A hamstring injury, whether it be from a strain, pull, or tear, is one of the most common and frustrating injuries for runners. It is very important to be cautious with a hamstring injury because a small strain can turn into a serious tear if you do not give your body the chance to heal.
Causes Of Hamstring Injury
A hamstring injury can occur when a runner incorporates intense speed work and racing into his or her training without easing into the workload. High intensity, short intervals (100-400 meter repeats) especially put athletes at risk for hamstring pain. Be sure to lightly stretch your muscles before and after taking part in these kinds of speed sessions. While stretching is important to prevent hamstring injuries, it is also essential that runners do not overstretch. Overstretching the muscle (to the point of the stretch causing pain) can partially tear the hamstring. Finding a stretching balance between too little and too much is key in preventing a hamstring injury. As with many running injuries, it is also important to make sure that are running on good, stable running shoes that have less than 500 miles of use.
How to Treat a Hamstring Injury
The first rule about a hamstring injury is to understand that more stretching is not always beneficial. In fact, trying to overstretch an already injured hamstring can cause the injury to last weeks or months longer than it should. Instead of obsessively stretching the muscle, try these remedies:
RICE: The RICE methods is one of the best ways to combat a hamstring injury. The first letter, R, stands for “Rest.” It is critical that you do not run if you feel any hamstring pain. Instead, take a few days off and allow your body to recover. If you run while feeling pain you are further damaging the muscle and prolonging your recovery. The second letter, I, stands for “Ice.” The best way to ice a hamstring injury is to freeze water in a paper cup.

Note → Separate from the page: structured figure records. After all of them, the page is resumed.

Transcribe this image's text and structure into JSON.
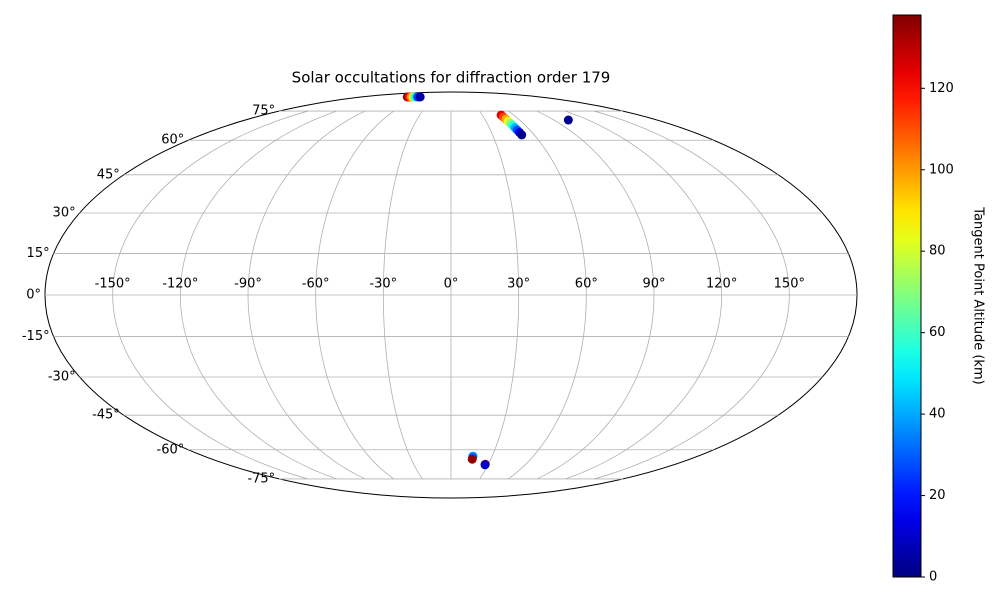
{
  "chart_data": {
    "type": "scatter",
    "projection": "mollweide",
    "title": "Solar occultations for diffraction order 179",
    "x": [
      -88,
      -84,
      -80,
      -76,
      -72,
      -67,
      -62,
      48,
      48.3,
      48.7,
      49,
      49.3,
      49.7,
      50,
      50.3,
      50.7,
      51,
      102.6,
      16,
      16,
      16,
      27.5,
      27.5
    ],
    "y": [
      84.5,
      84.5,
      84.5,
      84.5,
      84.5,
      84.5,
      84.5,
      72.7,
      71.6,
      70.4,
      69.3,
      68.2,
      67.1,
      66,
      64.9,
      63.7,
      62.5,
      70,
      -63,
      -63.5,
      -64.5,
      -67,
      -67.3
    ],
    "values": [
      135,
      120,
      100,
      80,
      55,
      25,
      5,
      125,
      112,
      98,
      84,
      70,
      56,
      42,
      28,
      14,
      2,
      3,
      40,
      30,
      135,
      130,
      10
    ],
    "colormap": "jet",
    "xticks": [
      {
        "value": -150,
        "label": "-150°"
      },
      {
        "value": -120,
        "label": "-120°"
      },
      {
        "value": -90,
        "label": "-90°"
      },
      {
        "value": -60,
        "label": "-60°"
      },
      {
        "value": -30,
        "label": "-30°"
      },
      {
        "value": 0,
        "label": "0°"
      },
      {
        "value": 30,
        "label": "30°"
      },
      {
        "value": 60,
        "label": "60°"
      },
      {
        "value": 90,
        "label": "90°"
      },
      {
        "value": 120,
        "label": "120°"
      },
      {
        "value": 150,
        "label": "150°"
      }
    ],
    "yticks": [
      {
        "value": -75,
        "label": "-75°"
      },
      {
        "value": -60,
        "label": "-60°"
      },
      {
        "value": -45,
        "label": "-45°"
      },
      {
        "value": -30,
        "label": "-30°"
      },
      {
        "value": -15,
        "label": "-15°"
      },
      {
        "value": 0,
        "label": "0°"
      },
      {
        "value": 15,
        "label": "15°"
      },
      {
        "value": 30,
        "label": "30°"
      },
      {
        "value": 45,
        "label": "45°"
      },
      {
        "value": 60,
        "label": "60°"
      },
      {
        "value": 75,
        "label": "75°"
      }
    ],
    "grid": true,
    "colorbar_label": "Tangent Point Altitude (km)",
    "clim": [
      0,
      138
    ],
    "cticks": [
      0,
      20,
      40,
      60,
      80,
      100,
      120
    ]
  }
}
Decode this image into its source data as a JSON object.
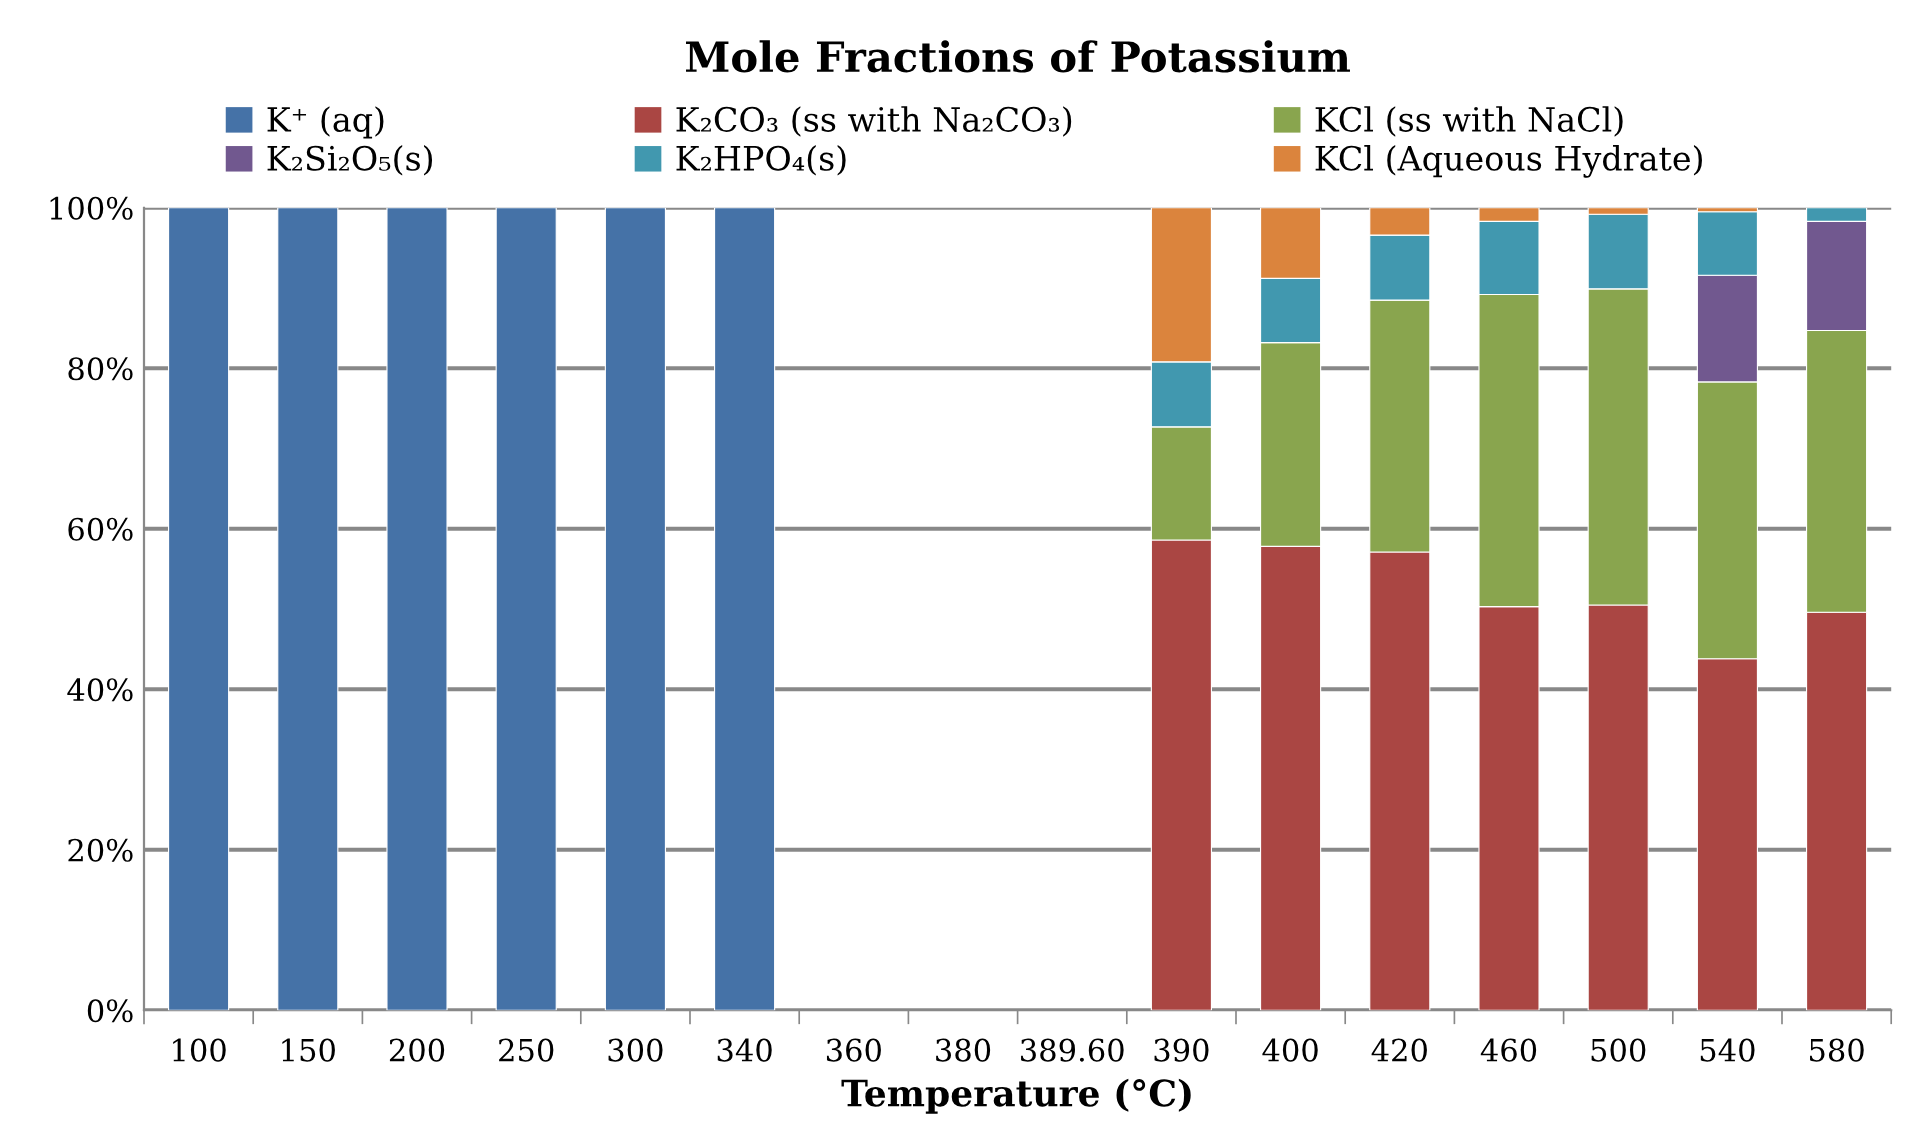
{
  "chart_data": {
    "type": "bar",
    "title": "Mole Fractions of Potassium",
    "xlabel": "Temperature (°C)",
    "stacked": true,
    "categories": [
      "100",
      "150",
      "200",
      "250",
      "300",
      "340",
      "360",
      "380",
      "389.60",
      "390",
      "400",
      "420",
      "460",
      "500",
      "540",
      "580"
    ],
    "series": [
      {
        "name": "K⁺ (aq)",
        "color": "#4572a7",
        "values": [
          100,
          100,
          100,
          100,
          100,
          100,
          null,
          null,
          null,
          null,
          null,
          null,
          null,
          null,
          null,
          null
        ]
      },
      {
        "name": "K₂CO₃ (ss with Na₂CO₃)",
        "color": "#aa4643",
        "values": [
          null,
          null,
          null,
          null,
          null,
          null,
          null,
          null,
          null,
          58.6,
          57.8,
          57.1,
          50.3,
          50.5,
          43.8,
          49.6
        ]
      },
      {
        "name": "KCl (ss with NaCl)",
        "color": "#89a54e",
        "values": [
          null,
          null,
          null,
          null,
          null,
          null,
          null,
          null,
          null,
          14.1,
          25.4,
          31.4,
          38.9,
          39.4,
          34.5,
          35.1
        ]
      },
      {
        "name": "K₂Si₂O₅(s)",
        "color": "#71588f",
        "values": [
          null,
          null,
          null,
          null,
          null,
          null,
          null,
          null,
          null,
          null,
          null,
          null,
          null,
          null,
          13.3,
          13.6
        ]
      },
      {
        "name": "K₂HPO₄(s)",
        "color": "#4198af",
        "values": [
          null,
          null,
          null,
          null,
          null,
          null,
          null,
          null,
          null,
          8.1,
          8.0,
          8.1,
          9.1,
          9.3,
          7.9,
          1.7
        ]
      },
      {
        "name": "KCl (Aqueous Hydrate)",
        "color": "#db843d",
        "values": [
          null,
          null,
          null,
          null,
          null,
          null,
          null,
          null,
          null,
          19.2,
          8.8,
          3.4,
          1.7,
          0.8,
          0.5,
          null
        ]
      }
    ],
    "ylim": [
      0,
      100
    ],
    "yticks": [
      {
        "value": 0,
        "label": "0%"
      },
      {
        "value": 20,
        "label": "20%"
      },
      {
        "value": 40,
        "label": "40%"
      },
      {
        "value": 60,
        "label": "60%"
      },
      {
        "value": 80,
        "label": "80%"
      },
      {
        "value": 100,
        "label": "100%"
      }
    ],
    "grid": "y",
    "legend": "top"
  }
}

Once frozen, take the block of ice out of the cup and roll it over your sore area for 10 minutes. The third letter, C, stands for “Compression.” After icing your hamstring, wrap it in an ace bandage or towel. The final letter, E, stands for “Elevation.” Once you have wrapped your hamstring, lie on your back and put your leg on a chair. Keep the hamstring elevated for at least 10 minutes. Try to repeat this method at least 2-3 times per day.

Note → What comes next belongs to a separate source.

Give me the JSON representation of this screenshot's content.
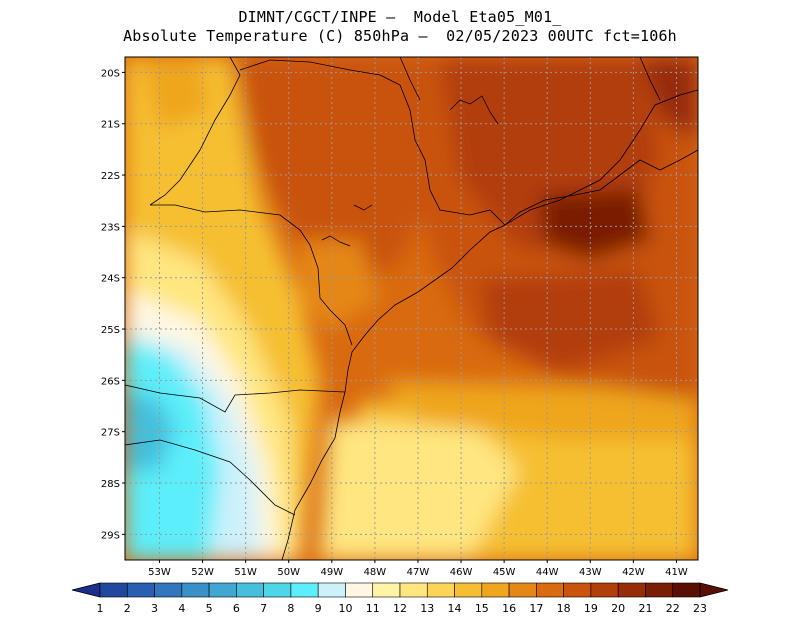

NSAIDs for Hamstring Injury: “NSAID,” which stands for Non-steroidal Anti-inflammatory Drug, include aspirin, ibuprofen, and naproxen. These products help to reduce inflammation in damaged muscle tissue. This can help reduce pain and get you back to running quickly. However, do not use this drugs for more than two weeks at any one time because they can be hard on the kidneys.
Gentle stretching: Once you start to feel some relief from your hamstring injury, try to incorporate some gentle stretching. One good way to stretch the hamstring is lie on your back with your affected leg propped up against a doorway, and your other leg flat on the ground. If this is painful at all…STOP! Also, try to lightly stretch your quads and calves. I have found that having tight quads (including hip flexors) and calves can sometimes lead to hamstring issues.
See a professional: If you do not find relief from the above methods, it is advisable to see a sports medicine doctor or physical therapist as soon as possible. If you have a stubborn hamstring injury, there is a chance that you could have an underlying bio-mechanical problem or scar tissue in your muscle. These complications require professional treatment.
Track your running: In order to prevent a hamstring injury from occuring, consider tracking your training with a running log. Logging your mileage and workouts will allow you to uncover past training mistakes, such as running too many miles too soon and adding too much intensity to your speed workouts.